All known eutherians lack epipubic bones, which allows for the expansion of the abdomen pouch to hold their offspring. Epipubic bones are present in both marsupial and monotreme mammals besides sugar gliders. Two branches of modern mammals, placental and marsupial, supposedly evolved gliding, which according to evolutionists was at least 100 million years after modern mammals evolved, eventually leading to today’s marsupial sugar gliders and flying squirrels.
The theoretical marsupial family tree produced over 60 years ago has not changed much since then: no evidence exists for the evolution of any marsupial from the last common ancestor, including the sugar glider.[vii] The leading expert on marsupials, David Bergamiuni, admits “No one knows when the first marsupials came to Australia, how they got there, or even where they came from… [this] sums up the best present opinions about their evolution and radiation.”[viii] While it is claimed that they evolved from very different ancestors, placental and marsupial, over 100 million years ago, evolutionists maintain that their remarkable similarity is conveniently due to ‘convergent evolution.’

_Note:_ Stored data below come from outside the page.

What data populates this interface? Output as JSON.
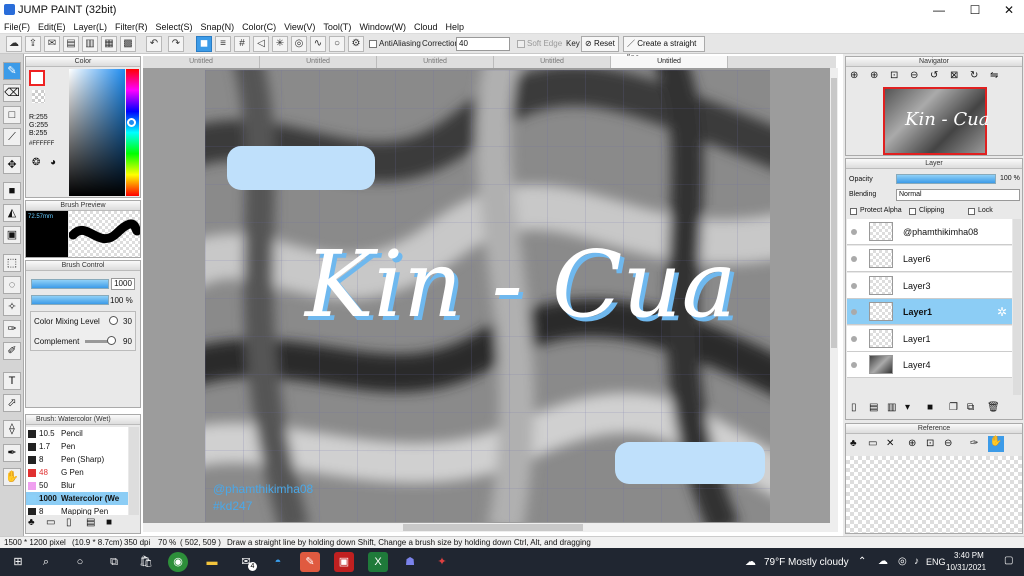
{
  "window": {
    "title": "JUMP PAINT (32bit)",
    "minimize": "—",
    "maximize": "☐",
    "close": "✕"
  },
  "menu": [
    "File(F)",
    "Edit(E)",
    "Layer(L)",
    "Filter(R)",
    "Select(S)",
    "Snap(N)",
    "Color(C)",
    "View(V)",
    "Tool(T)",
    "Window(W)",
    "Cloud",
    "Help"
  ],
  "toolbar": {
    "antialiasing_label": "AntiAliasing",
    "correction_label": "Correction",
    "correction_value": "40",
    "soft_edge_label": "Soft Edge",
    "key_label": "Key",
    "reset_label": "Reset",
    "straight_line_label": "Create a straight line"
  },
  "color_panel": {
    "title": "Color",
    "r": "R:255",
    "g": "G:255",
    "b": "B:255",
    "hex": "#FFFFFF"
  },
  "brush_preview": {
    "title": "Brush Preview",
    "size": "72.57mm"
  },
  "brush_control": {
    "title": "Brush Control",
    "size_value": "1000",
    "opacity_value": "100 %",
    "color_mixing_label": "Color Mixing Level",
    "color_mixing_value": "30",
    "complement_label": "Complement",
    "complement_value": "90"
  },
  "brush_list": {
    "title": "Brush: Watercolor (Wet)",
    "items": [
      {
        "size": "10.5",
        "name": "Pencil",
        "color": "#222222"
      },
      {
        "size": "1.7",
        "name": "Pen",
        "color": "#222222"
      },
      {
        "size": "8",
        "name": "Pen (Sharp)",
        "color": "#222222"
      },
      {
        "size": "48",
        "name": "G Pen",
        "color": "#e03030"
      },
      {
        "size": "50",
        "name": "Blur",
        "color": "#f0a0f0"
      },
      {
        "size": "1000",
        "name": "Watercolor (We",
        "color": "#8cd0f8"
      },
      {
        "size": "8",
        "name": "Mapping Pen",
        "color": "#222222"
      }
    ]
  },
  "tabs": [
    "Untitled",
    "Untitled",
    "Untitled",
    "Untitled",
    "Untitled"
  ],
  "artwork": {
    "main_text": "Kin - Cua",
    "credit_1": "@phamthikimha08",
    "credit_2": "#kd247"
  },
  "navigator": {
    "title": "Navigator",
    "thumb_text": "Kin - Cua"
  },
  "layer_panel": {
    "title": "Layer",
    "opacity_label": "Opacity",
    "opacity_value": "100 %",
    "blending_label": "Blending",
    "blending_value": "Normal",
    "protect_alpha": "Protect Alpha",
    "clipping": "Clipping",
    "lock": "Lock",
    "layers": [
      "@phamthikimha08",
      "Layer6",
      "Layer3",
      "Layer1",
      "Layer1",
      "Layer4"
    ]
  },
  "reference": {
    "title": "Reference"
  },
  "status": {
    "size": "1500 * 1200 pixel",
    "physical": "(10.9 * 8.7cm)",
    "dpi": "350 dpi",
    "zoom": "70 %",
    "coords": "( 502, 509 )",
    "hint": "Draw a straight line by holding down Shift, Change a brush size by holding down Ctrl, Alt, and dragging"
  },
  "taskbar": {
    "weather": "79°F  Mostly cloudy",
    "lang": "ENG",
    "time": "3:40 PM",
    "date": "10/31/2021",
    "mail_badge": "4"
  },
  "colors": {
    "accent": "#3c9be8",
    "art_blue": "#bfe0fb",
    "credit": "#4aa8e8"
  }
}
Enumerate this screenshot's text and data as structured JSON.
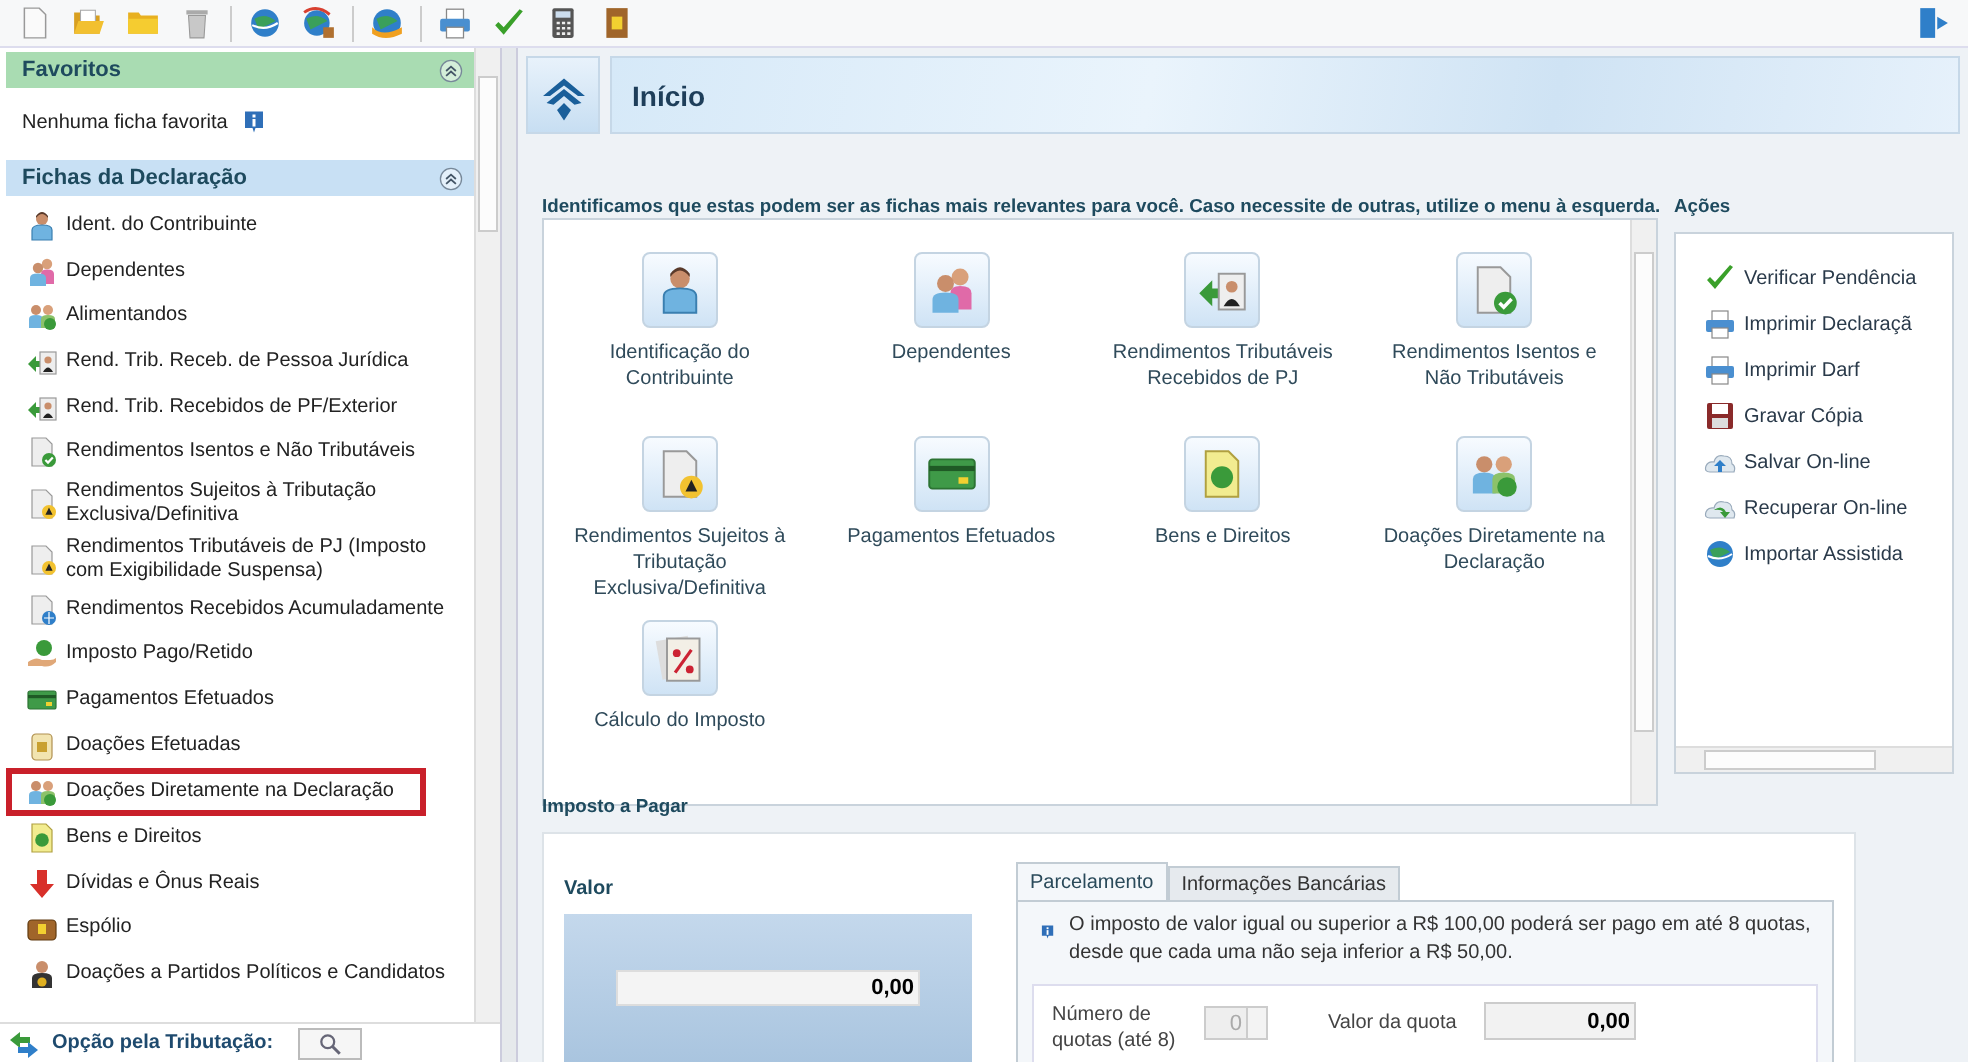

What cannot be explained is why the sugar gliders and flying squirrels are in many ways very similar. Both use similar membranes (called a patagium) for flying and both have average flight-gliding distances of from 50 to 65 feet. Except for color differences, they look remarkably similar, requiring some detailed knowledge about the animals to discern the differences. Both are very similar in size and weight, and the diet of both includes insects.
The main problem for evolution is, after flying squirrels and sugar gliders evolved from some unknown common ancestor, each line separately evolved into the very different genera, placentals versus marsupials. Then, the very different flying squirrels and sugar glider genera, theoretically evolved for another 100 million years by convergent evolution to become very similar as existing today.[ix]
Convergent evolution is used to explain, actually explain away, the embarrassing lack of evidence for marsupial evolution. Darwinists offer convergent evolution as the evolutionary rescue device, even though fossil evidence for this theory is totally lacking. Nevertheless:
“Convergent evolution is a recurring theme in marsupial history, and the diprotodonts are no exception. The diverse diprotodont body forms and lifestyles show striking similarity with mammals of several other orders… The sugar glider (Petaurus breviceps) and the Leadbeater’s possum resemble species of flying and non-flying squirrel respectively.”[x]
The convergent evolution explanation, for which no empirical supporting evidence exists, relies on the belief that similar environments gradually caused the two animals from two very different evolutionary tree branches (the marsupial and placental) to evolve into very similar animals.[xi]
Summary The wonder and beauty of sugar gliders is obvious, and accounts for their enormous popularity. However, the evolutionary specifics of sugar gliders have stymied evolutionists ever since they were discovered. Evolutionists are no closer to proving their evolution than when they were first discovered.
[i] Callier, V. 2024. How sugar gliders got their wings. Scientific American; https://www.scientificamerican.com/article/how-sugar-gliders-got-their-wings/.
[ii] Croft, August. 2023. Flying squirrel vs. sugar glider: What are the differences? AZ Animals. From https://a-z-animals.com/blog/flying-squirrel-vs-sugar-glider/; updated on September 1.
[iii] Smith, Meredith J. 1973. Petaurus breviceps. Mammalian Species (30):1–5, June 13.
[iv] Hutchins, Michael (editor). 2003. Grzimek’s Animal Life Encyclopedia. Detroit, MI: Thompson Gale, p. 33.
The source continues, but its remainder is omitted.